The St. Paul Midway Fund will make two forms of “Small Business Economic Justice grants” available at MidwayUnited.org.
“That’s dedicating everything that was collected after George Floyd was murdered,” said Isabel Chanslor, who has described herself as the interim fund manager.
A total of more than $340,000 will be targeted to roughly 21 small businesses in need of damage relief. Qualifying business can apply for up to $15,000 to assist owners with paying for smoke and water cleanup, glass replacement, replacement of stolen goods, lost inventory and any other damages they experienced due to riots, looting and unrest.
Another $500,000 will serve at least 10 businesses through a “Rebuild and Relocation” program. Each qualifying business can apply for up to $50,000 to assist in rebuilding efforts, ranging from total fire loss to help with relocation costs due to eviction or loss of lease.
Applications will be accepted through Dec. 20, or until funds run out. A team of “small business connectors” will go door-to-door to help storeowners assemble application materials, such as business tax returns, property damage estimates, pictures of damages, contractor estimates and other documentation of losses. Email firstname.lastname@example.org for more information.
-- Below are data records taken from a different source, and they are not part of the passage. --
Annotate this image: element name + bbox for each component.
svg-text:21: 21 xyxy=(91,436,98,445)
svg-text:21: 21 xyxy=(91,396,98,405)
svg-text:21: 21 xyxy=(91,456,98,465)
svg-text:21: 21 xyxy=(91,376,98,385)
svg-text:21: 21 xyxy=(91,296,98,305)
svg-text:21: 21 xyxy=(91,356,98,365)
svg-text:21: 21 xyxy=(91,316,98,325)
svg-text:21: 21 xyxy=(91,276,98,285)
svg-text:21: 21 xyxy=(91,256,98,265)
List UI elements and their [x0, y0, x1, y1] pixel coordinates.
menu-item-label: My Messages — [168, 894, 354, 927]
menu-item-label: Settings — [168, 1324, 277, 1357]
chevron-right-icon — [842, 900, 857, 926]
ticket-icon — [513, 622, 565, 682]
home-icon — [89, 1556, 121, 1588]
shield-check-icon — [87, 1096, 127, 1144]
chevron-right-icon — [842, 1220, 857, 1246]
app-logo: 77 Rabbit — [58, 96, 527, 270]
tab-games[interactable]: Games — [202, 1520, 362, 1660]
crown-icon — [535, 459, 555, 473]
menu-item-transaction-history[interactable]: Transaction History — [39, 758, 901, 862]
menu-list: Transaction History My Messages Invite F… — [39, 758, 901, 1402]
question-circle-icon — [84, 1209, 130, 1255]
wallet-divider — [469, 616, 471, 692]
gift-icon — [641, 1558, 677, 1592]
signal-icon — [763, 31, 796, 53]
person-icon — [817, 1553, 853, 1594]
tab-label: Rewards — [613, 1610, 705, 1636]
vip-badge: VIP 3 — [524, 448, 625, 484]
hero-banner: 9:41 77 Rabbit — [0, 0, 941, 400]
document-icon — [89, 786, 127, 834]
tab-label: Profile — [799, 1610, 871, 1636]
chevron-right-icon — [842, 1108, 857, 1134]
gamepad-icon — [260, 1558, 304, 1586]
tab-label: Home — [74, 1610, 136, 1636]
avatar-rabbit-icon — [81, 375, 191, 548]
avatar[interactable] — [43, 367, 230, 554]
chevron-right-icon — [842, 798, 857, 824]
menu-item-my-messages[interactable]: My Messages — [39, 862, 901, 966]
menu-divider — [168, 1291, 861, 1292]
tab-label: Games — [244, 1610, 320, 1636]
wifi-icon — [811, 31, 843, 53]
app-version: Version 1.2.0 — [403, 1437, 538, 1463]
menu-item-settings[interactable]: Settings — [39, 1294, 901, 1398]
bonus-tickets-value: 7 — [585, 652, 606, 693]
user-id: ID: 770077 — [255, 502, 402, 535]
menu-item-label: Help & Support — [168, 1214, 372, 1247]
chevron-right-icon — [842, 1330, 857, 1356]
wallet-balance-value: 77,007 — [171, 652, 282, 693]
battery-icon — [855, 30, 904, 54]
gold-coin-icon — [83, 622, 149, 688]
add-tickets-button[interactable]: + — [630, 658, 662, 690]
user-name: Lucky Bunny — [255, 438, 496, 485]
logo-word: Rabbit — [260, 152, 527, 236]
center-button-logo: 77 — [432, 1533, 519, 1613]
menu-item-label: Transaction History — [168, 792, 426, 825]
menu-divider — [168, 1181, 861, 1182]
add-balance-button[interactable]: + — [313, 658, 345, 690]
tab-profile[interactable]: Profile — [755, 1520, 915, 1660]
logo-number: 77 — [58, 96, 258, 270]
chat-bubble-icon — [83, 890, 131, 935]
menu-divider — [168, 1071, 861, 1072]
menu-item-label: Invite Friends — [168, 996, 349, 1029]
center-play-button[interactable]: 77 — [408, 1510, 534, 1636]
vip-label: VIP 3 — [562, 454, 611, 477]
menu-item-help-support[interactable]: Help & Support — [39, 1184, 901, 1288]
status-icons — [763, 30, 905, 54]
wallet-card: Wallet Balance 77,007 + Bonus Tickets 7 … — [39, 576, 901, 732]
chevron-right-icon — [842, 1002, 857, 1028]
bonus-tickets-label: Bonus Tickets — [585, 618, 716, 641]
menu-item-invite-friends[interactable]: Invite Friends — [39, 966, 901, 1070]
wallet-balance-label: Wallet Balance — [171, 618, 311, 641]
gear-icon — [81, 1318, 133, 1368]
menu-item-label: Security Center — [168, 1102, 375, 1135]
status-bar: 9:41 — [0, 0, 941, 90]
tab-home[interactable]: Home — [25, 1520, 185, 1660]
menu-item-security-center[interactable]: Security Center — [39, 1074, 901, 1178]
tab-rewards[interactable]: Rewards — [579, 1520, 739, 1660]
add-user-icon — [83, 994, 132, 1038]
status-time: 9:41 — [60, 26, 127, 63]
Small businesses and retail-based nonprofits with less than $2 million in annual sales revenue and located within three miles of Allianz Field are invited to apply, though preference will be given to businesses within a half mile of the stadium.
Behind the scenes, some members of the Union Park District Council and Hamline-Midway Coalition have fumed that the fund has taken too long to make money available. The neighborhood nonprofits launched the fund last year through a memorandum of understanding with the the St. Paul Foundation, which holds the money.
On Lake Street in Minneapolis, a similar business fund posted applications for rebuilding dollars within two weeks of the riots and arsons that shuttered or destroyed storefronts in their business district.
In St. Paul, an influx of nearly $1 million followed Floyd’s death in Minneapolis and a series of arsons in St. Paul’s Midway, precipitating infighting and sudden turnover within the Neighbors United Funding Collaborative. The collaborative was set up as an advisory group to recommend stadium-area improvements.
In a written statement on Sunday, the Neighbors United Funding Collaborative noted that the fund was created to provide “grants to residents, local businesses and community organizations who bring forth innovative ideas and projects focusing on economic development, placemaking, public art, preventing displacement and preserving what we all love most about our community.”